On January 10, Google announced the introduction of Search plus Your World which provides personal results to those using Google Search in addition to the standard search results. Thus, if you search "pancake" you get the standard search result of photos and recipes for pancakes, but also photos that you may have uploaded to your own albums of pancakes, blog posts shared by your Google+ friends about pancakes-and photos of a friend's dog named Pancake. What's not a part of the new personal search results are posts on the Twitter and Facebook platforms. Instead, the results come from Google's newer and as of yet less popular social network, Google+, its photo sharing site Picasa and its blogging tool, Blogger as well. Google and Twitter were at odds over what lay behind the absence of these posts.
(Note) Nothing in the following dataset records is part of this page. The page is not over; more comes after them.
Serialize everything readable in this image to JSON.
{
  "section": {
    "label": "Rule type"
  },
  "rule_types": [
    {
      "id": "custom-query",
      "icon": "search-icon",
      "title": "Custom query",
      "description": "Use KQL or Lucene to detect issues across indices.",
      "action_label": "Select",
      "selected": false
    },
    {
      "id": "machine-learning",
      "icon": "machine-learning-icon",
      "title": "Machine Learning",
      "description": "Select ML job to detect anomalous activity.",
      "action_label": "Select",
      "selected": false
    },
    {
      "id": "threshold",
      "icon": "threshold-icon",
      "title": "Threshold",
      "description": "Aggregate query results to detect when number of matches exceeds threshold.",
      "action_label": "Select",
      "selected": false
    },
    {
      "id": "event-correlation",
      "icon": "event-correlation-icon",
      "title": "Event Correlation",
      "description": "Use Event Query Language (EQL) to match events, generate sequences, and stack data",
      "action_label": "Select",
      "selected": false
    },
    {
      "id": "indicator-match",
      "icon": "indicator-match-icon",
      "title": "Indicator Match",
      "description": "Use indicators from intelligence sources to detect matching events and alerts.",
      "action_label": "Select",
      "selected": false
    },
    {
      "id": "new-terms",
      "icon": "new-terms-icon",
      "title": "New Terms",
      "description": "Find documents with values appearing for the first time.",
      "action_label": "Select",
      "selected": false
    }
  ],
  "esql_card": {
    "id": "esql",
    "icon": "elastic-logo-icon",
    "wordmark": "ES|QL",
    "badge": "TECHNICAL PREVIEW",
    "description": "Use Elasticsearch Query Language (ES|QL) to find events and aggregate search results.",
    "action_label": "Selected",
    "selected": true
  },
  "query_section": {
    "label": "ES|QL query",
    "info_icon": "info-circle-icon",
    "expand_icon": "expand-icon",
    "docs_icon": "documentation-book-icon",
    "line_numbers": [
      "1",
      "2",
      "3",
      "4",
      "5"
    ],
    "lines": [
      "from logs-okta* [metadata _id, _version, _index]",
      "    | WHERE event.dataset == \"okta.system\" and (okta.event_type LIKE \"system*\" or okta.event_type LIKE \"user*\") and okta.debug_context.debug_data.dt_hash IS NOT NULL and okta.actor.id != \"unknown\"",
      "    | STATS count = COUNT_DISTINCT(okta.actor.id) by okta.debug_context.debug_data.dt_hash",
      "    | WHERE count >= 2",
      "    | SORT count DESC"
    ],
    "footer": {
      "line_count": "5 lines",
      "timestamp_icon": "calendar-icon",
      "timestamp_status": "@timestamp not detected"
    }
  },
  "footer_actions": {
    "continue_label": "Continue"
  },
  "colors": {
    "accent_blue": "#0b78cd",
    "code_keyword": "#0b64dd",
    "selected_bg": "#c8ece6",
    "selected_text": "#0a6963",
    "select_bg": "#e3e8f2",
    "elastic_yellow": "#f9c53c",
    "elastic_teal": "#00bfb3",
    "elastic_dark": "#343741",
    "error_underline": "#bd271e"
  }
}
Twitter's general council, Alex Macgillivray called it a "Bad day for the Internet" and the company released a statement saying they were not pleased about their exclusion. Google issued a response noting that it was Twitter that "chose not to renew their agreement [to include their updates in search results] with us." Google's executive chairman Eric Schmidt added that Google+ content is not being favored over Twitter and Facebook by the search engine, and if Twitter or Facebook give permission to access their content, it will be included. While Facebook has yet to make a statement on the Search plus Your World controversy, it is the most popular of the social networks with over 800 million active users (defined by the company as those who have logged in at least once a month.) Twitter executives, by comparison, said as of September 2011 they had 100 million active users, half of which tweet daily, according to PC Mag. Google+ reported 62 million users at the end of 2011.
One blogger declared the dustup the "first real Internet cat fight of 2012" and discussion about the changes to Google Search made Google the No. 1 topic on blogs for the week of January 9-13, according to the New Media Index from the Pew Research Center's Project for Excellence in Journalism.